The applicant then made an application for judicial review of the policy.
He alleged that the making and retaining of videos breached his rights under Article 3 of the ECHR by interfering with his right not to be subjected to degrading treatment, and his rights under Article 8 by interfering with his right to respect for private and family life.
Further, the policy was ultra vires by virtue of Rule 16(6) of the Prison and Young Offenders’’ Centre Rules (Northern Ireland) 1996, which stated that “A prisoner shall not be undressed, or required to undress, in the sight of another prisoner, or any persons other than the officers conducting the search, but a prisoner may be required to remove a hat, coat or overcoat.”
Treacy J considered alleged Article 8 breaches first. He accepted that searches involving the removal of clothing engaged Article 8, but were a justified exception under Article 8(2).
He then found that a video recording of such a search must separately be brought within the exceptions in order to be lawful.
Thus, it must be in accordance with the law, meaning that it should “have some basis in domestic law… be accessible to the person concerned, who must moreover be able to foresee its consequences for him, and compatible with the rule of law.’’ .
It was found that the two rules suggested by the respondent as constituting “a basis in domestic law” for the policy of video recording full searches of prisoners were manifestly insufficient to provide such a basis.

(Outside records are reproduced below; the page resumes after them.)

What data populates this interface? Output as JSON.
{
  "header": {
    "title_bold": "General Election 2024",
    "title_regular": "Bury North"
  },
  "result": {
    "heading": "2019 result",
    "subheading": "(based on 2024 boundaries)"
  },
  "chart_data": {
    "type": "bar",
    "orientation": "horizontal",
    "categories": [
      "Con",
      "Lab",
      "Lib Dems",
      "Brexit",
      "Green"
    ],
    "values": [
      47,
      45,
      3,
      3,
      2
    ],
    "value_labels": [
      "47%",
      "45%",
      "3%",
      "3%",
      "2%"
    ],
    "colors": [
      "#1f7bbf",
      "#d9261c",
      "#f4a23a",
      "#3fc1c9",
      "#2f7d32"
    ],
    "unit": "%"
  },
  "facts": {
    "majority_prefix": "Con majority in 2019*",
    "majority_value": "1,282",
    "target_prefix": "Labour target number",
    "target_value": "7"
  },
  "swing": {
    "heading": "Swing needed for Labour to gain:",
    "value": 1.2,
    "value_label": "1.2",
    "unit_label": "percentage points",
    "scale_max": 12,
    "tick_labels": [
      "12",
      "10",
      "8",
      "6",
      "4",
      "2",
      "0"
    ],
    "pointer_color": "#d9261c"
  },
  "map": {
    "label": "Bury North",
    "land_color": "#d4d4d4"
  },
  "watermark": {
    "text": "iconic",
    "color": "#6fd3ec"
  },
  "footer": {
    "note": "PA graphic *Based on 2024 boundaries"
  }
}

The respondent had flagged Rule 116 of the Prison and Young Offenders’ Centre Rules (Northern Ireland) 1996, which refers to the duty of the Governor to be responsible for prisoners’ treatment according to law. However, Treacy J found that it made no provision for video recording.
The respondent had also flagged Rule 48A, which allow for any prisoner to be placed under constant observation by means of an overt closed circuit television system while the prisoner is in a cell or other place in the prison for the purposes of supervision.

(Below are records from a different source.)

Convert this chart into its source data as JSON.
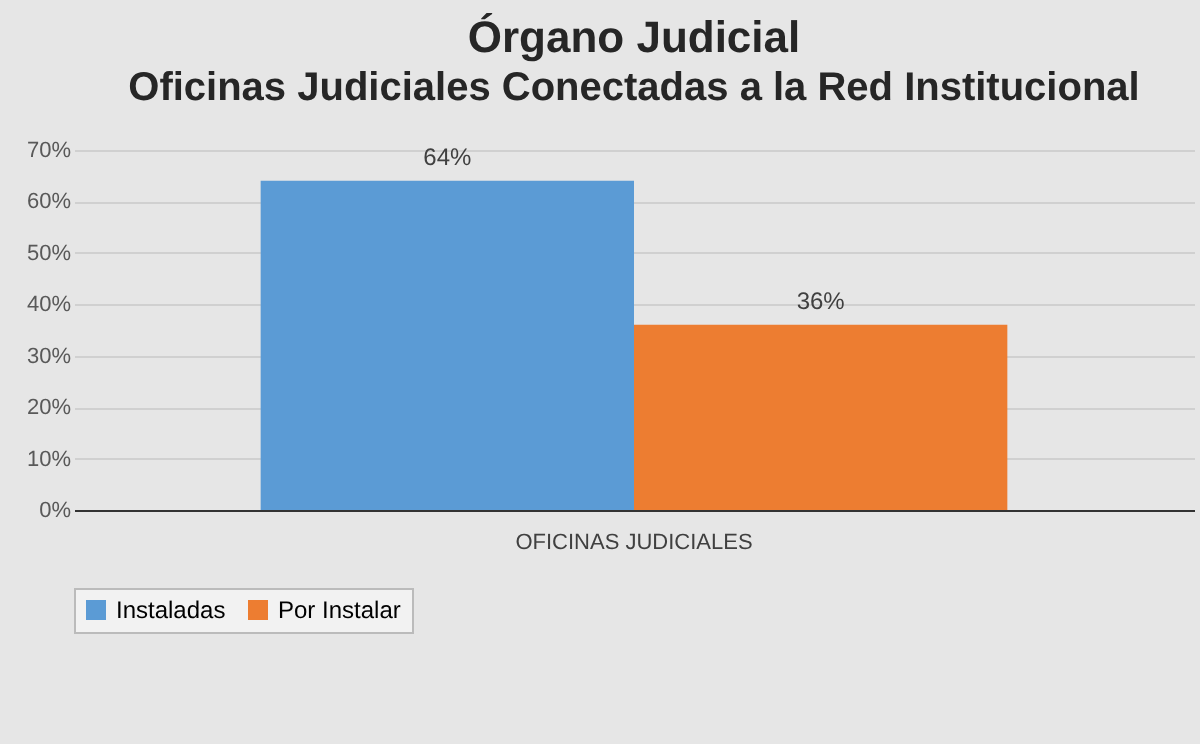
{
  "chart_data": {
    "type": "bar",
    "title": "Órgano Judicial",
    "subtitle": "Oficinas Judiciales Conectadas a la Red Institucional",
    "categories": [
      "OFICINAS JUDICIALES"
    ],
    "series": [
      {
        "name": "Instaladas",
        "color": "#5b9bd5",
        "values": [
          64
        ],
        "value_labels": [
          "64%"
        ]
      },
      {
        "name": "Por Instalar",
        "color": "#ed7d31",
        "values": [
          36
        ],
        "value_labels": [
          "36%"
        ]
      }
    ],
    "ylim": [
      0,
      70
    ],
    "yticks": [
      {
        "value": 0,
        "label": "0%"
      },
      {
        "value": 10,
        "label": "10%"
      },
      {
        "value": 20,
        "label": "20%"
      },
      {
        "value": 30,
        "label": "30%"
      },
      {
        "value": 40,
        "label": "40%"
      },
      {
        "value": 50,
        "label": "50%"
      },
      {
        "value": 60,
        "label": "60%"
      },
      {
        "value": 70,
        "label": "70%"
      }
    ],
    "grid": "y",
    "legend": "bottom"
  }
}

However, Treacy J noted that the actual process by which the video-recording was carried out was by human-operated, handheld cameras, and its function was beyond supervision – having instead the character of an active protective / deterrent purpose and effect.
Thus, he concluded that “in the absence of any proper basis in domestic law the recording of the search and its retention and the policy under which it was carried out, are not ‘’in accordance with law’’ and therefore not a justified interference with the Applicant’s Article 8 rights.”
The application for judicial review was therefore allowed.